Sie haben den kürzlich erschienenen Bericht der Weltgesundheitsorganisation gesehen, was denken Sie darüber?

Ich denke, dass dieser Bericht, der herauskommt, sehr hilfreich ist, um tatsächlich zu sagen, was der Stand der Dinge ist. Aus dieser Perspektive ist es daher sinnvoll, eine aktuellere Basislinie zu haben, auf der man aufbauen und dann andere institutionelle Dokumente, insbesondere institutionelle Dokumente auf EU-Ebene, wie den Strategic Foresight-Bericht von 2020, der Krebs und Fettleibigkeit ausdrücklich als solche erwähnt, heranziehen kann zwei nichtübertragbare Krankheiten, die große Herausforderungen in Bezug auf gefährdete Gruppen darstellen. Offensichtlich wurde viel für Krebs getan, null, für Fettleibigkeit, ich meine, null. Aus der Sicht einer MdEP-Interessengruppe und der breiteren Adipositas-Community ist dies für uns also ein guter Ausgangspunkt. Es ist auch wirklich ermutigend, dass die Mitgliedsstaaten gesagt haben, wir brauchen etwas Hilfe, dass es so viel politischen Willen gibt, etwas gegen Fettleibigkeit zu unternehmen.

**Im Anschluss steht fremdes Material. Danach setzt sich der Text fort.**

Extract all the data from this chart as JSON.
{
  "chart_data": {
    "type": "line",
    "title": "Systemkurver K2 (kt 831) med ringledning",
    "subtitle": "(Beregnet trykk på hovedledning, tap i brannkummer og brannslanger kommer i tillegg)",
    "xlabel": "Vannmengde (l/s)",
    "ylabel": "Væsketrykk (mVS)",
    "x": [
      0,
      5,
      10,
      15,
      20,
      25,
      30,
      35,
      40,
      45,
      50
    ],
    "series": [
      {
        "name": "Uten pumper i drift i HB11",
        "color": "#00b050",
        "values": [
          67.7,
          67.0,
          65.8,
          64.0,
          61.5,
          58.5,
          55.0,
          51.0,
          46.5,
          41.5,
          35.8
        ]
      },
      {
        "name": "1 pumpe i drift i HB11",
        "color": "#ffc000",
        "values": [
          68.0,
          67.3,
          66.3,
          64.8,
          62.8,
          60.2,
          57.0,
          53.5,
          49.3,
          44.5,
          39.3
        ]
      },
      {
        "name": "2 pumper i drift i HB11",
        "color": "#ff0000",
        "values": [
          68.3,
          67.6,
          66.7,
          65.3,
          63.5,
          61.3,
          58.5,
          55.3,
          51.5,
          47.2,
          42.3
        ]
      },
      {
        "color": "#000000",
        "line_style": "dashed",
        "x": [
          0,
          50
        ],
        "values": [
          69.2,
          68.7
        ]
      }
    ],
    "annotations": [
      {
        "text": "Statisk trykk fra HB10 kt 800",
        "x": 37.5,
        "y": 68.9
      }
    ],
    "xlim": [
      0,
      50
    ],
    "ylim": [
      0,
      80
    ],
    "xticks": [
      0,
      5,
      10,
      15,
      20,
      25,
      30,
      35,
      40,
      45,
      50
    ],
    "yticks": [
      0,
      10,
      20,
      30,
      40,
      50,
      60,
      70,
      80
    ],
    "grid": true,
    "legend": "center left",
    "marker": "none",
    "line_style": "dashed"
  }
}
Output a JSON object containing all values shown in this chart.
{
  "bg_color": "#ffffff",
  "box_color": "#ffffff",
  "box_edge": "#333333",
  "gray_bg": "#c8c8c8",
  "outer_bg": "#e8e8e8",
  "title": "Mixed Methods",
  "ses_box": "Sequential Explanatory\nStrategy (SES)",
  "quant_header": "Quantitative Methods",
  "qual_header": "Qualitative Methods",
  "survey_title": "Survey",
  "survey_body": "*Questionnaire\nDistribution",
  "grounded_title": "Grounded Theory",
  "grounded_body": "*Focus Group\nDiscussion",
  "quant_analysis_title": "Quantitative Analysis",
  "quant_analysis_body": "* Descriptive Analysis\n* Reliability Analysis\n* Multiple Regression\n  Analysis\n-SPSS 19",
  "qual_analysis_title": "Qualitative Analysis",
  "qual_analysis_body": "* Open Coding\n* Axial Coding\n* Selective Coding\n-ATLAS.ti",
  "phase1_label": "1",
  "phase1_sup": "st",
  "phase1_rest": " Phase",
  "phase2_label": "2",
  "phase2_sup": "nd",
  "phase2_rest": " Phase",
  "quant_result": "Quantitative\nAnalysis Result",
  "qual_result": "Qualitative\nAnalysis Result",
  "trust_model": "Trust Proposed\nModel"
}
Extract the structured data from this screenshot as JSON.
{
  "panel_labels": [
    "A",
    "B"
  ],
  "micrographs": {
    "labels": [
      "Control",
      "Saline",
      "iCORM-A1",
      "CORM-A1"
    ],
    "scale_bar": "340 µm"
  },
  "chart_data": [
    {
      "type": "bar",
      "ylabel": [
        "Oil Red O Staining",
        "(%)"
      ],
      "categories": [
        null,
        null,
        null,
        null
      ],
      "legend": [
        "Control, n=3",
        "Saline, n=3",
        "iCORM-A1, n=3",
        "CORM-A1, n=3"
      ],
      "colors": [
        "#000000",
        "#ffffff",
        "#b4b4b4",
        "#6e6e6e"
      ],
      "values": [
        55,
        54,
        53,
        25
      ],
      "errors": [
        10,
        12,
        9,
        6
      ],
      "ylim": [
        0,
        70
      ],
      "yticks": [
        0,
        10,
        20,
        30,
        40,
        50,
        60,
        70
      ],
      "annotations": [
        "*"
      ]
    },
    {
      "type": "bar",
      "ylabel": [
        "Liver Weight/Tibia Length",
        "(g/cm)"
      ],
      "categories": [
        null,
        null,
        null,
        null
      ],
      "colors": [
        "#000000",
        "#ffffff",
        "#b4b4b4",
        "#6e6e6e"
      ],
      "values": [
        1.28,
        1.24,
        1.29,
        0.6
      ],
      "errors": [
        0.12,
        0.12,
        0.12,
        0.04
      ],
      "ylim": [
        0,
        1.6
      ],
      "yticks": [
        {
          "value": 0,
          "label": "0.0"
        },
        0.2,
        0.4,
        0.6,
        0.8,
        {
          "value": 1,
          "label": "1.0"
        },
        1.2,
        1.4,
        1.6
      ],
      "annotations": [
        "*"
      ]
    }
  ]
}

Von welcher Hilfe sprechen wir hier?

Die Mitgliedsstaaten wollen durchweg effizient und effektiv und multisektoral sein. Womit sie eindeutig zu kämpfen haben, ist, wie sie die Politik tatsächlich auf nationaler Ebene zusammenstellen können. Auf EU-Ebene können wir ein günstiges Umfeld schaffen. Denn was Sie sehen, ist, dass eigentlich eine ganze Reihe von Richtlinien, die sich auf die gesundheitlichen Folgen für Menschen mit Adipositas auswirken, keine eigentlichen Gesundheitsrichtlinien an sich sind. Sie wirken sich also nur auf die Gesundheitsergebnisse aus, und darüber können wir oder die Abgeordneten auf EU-Ebene nachdenken und andere EU-Institutionen sowie die nationale Ebene ermutigen. Deshalb arbeiten sie viel mit nationalen Interessenvertretern zusammen, um herauszufinden, was wohin gehört.